Scientists in the Lewin lab have now identified an ion channel called Elkin1 that is a critical player in touch perception in mice. Elkin1 helps transmit a mechanical stimulus to the brain through neuronal signaling; it's thought that this channel plays an important role in the conversion of the feeling of touch into an electrical signal that is perceived by the brain.
The investigators first found Elkin1 while assessing a cancerous cell line. This protein was essential for these cells, which move around a lot, to detect mechanical forces. So the researchers wanted to know whether this protein was also relevant to touch sensation, said Lewin.
The team engineered a mouse model without the Elkin1 gene. Then they exposed the mice to mechanical stimuli by gently brushing cotton swabs against their hind paws. Unmodified mice had a reaction to the cotton swab about 90 percent of the time, noted Lewin.
But the mice that did not express Elkin1 ion channels only reacted to the swab half of the time, which indicates that they are insensitive to touch, Lewin added. The investigators also showed that the mouse model still had normal reactions to stimuli that were not mechanical, such as temperature changes.
With a tool called patch clamps, the researchers were able to measure the electrical activity in the sensory neurons of these mice. They found that there was no electrical response to mechanical stimuli when Elkin1 was absent in about half of the neurons, and there was no transmission of touch sensation. There weren't any electrical signals moving to the nervous system from the receptors in the skin.

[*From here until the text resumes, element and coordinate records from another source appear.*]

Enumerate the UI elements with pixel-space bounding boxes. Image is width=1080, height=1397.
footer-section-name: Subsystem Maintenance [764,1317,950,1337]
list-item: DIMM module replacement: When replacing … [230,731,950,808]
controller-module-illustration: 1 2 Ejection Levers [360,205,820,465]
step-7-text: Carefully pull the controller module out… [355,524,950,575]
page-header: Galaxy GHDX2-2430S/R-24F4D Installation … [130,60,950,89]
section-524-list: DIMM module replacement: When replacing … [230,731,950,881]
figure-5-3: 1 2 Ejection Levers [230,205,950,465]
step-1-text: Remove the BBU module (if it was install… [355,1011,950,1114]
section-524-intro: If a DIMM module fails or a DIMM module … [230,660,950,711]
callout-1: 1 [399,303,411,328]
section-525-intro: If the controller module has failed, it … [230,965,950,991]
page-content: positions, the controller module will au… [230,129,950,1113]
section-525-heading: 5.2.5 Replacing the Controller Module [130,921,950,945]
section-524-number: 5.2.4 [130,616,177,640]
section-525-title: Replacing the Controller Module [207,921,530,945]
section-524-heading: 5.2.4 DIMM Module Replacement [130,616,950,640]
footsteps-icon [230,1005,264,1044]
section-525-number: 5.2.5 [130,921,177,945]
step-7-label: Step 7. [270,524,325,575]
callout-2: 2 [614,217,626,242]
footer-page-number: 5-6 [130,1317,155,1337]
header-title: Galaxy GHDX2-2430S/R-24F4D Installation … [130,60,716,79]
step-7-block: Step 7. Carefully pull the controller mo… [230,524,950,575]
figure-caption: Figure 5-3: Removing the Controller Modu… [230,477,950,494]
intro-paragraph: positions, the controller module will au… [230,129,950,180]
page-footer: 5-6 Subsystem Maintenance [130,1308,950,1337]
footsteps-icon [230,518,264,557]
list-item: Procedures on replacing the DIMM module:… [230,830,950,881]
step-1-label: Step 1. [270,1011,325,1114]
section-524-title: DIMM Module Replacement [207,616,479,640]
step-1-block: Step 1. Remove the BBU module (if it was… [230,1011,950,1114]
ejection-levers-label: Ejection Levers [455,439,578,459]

While additional work will be necessary to confirm that this mechanism is at work in humans, the researchers found that similar processes are indeed occurring in human sensory neurons grown in culture.
When touch sensations are transmitted, it seems that both Elkin1 and Piezo2 are involved, and Elkin1 could be particular important to perceiving painful stimuli.
"If this is confirmed to be the case, we will have not only identified a second ion channel with an indispensable role in normal touch perception, but also a new potential target for treating chronic pain," added Lewin.